Pain, No Gain: Acute Pain Interrupts Motor Imagery Processes and Affects Mental Training-Induced Plasticity

• Published in: Cerebral cortex (New York, N.Y. 1991) Vol. 32; no. 3; pp. 640 - 651
• Main Authors: Neige, Cécilia, Lebon, Florent, Mercier, Catherine, Gaveau, Jérémie, Papaxanthis, Charalambos, Ruffino, Célia
• Format: Journal Article
• Language: English
• Published: United States Oxford University Press 22.01.2022; Oxford University Press (OUP)
• Subjects: Acute Pain; Cognitive science; Electromyography; Evoked Potentials, Motor - physiology; Humans; Imagery, Psychotherapy; Imagination - physiology; Movement - physiology; Muscle, Skeletal - physiology; Neuroscience; Psychology; Pyramidal Tracts - physiology; Transcranial Magnetic Stimulation; corticospinal excitability; mental practice; transcranial magnetic stimulation; motor learning; use-dependent plasticity
• ISSN: 1047-3211; 1460-2199
• DOI: 10.1093/cercor/bhab246

Abstract Pain influences both motor behavior and neuroplastic adaptations induced by physical training.
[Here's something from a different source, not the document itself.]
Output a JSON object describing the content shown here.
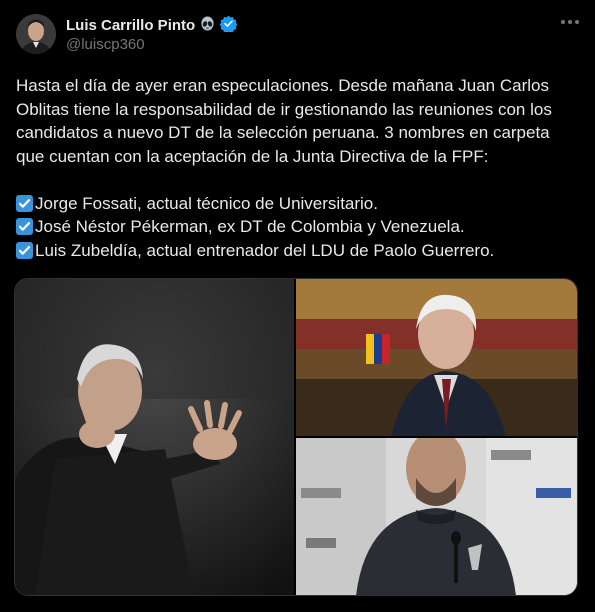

Motor imagery (MI) is a promising method to recover motor functions, for instance in clinical populations with limited endurance or concomitant pain. However, the influence of pain on the MI processes is not well established. This study investigated whether acute experimental pain could modulate corticospinal excitability assessed at rest and during MI (Exp. 1) and limit the use-dependent plasticity induced by MI practice (Exp. 2). Participants imagined thumb movements without pain or with painful electrical stimulations applied either on digit V or over the knee. We used transcranial magnetic stimulation to measure corticospinal excitability at rest and during MI (Exp. 1) and to evoke involuntary thumb movements before and after MI practice (Exp. 2). Regardless of its location, pain prevented the increase of corticospinal excitability that is classically observed during MI. In addition, pain blocked use-dependent plasticity following MI practice, as testified by a lack of significant posttraining deviations. These findings suggest that pain interferes with MI processes, preventing the corticospinal excitability facilitation needed to induce use-dependent plasticity. Pain should be carefully considered for rehabilitation programs using MI to restore motor function.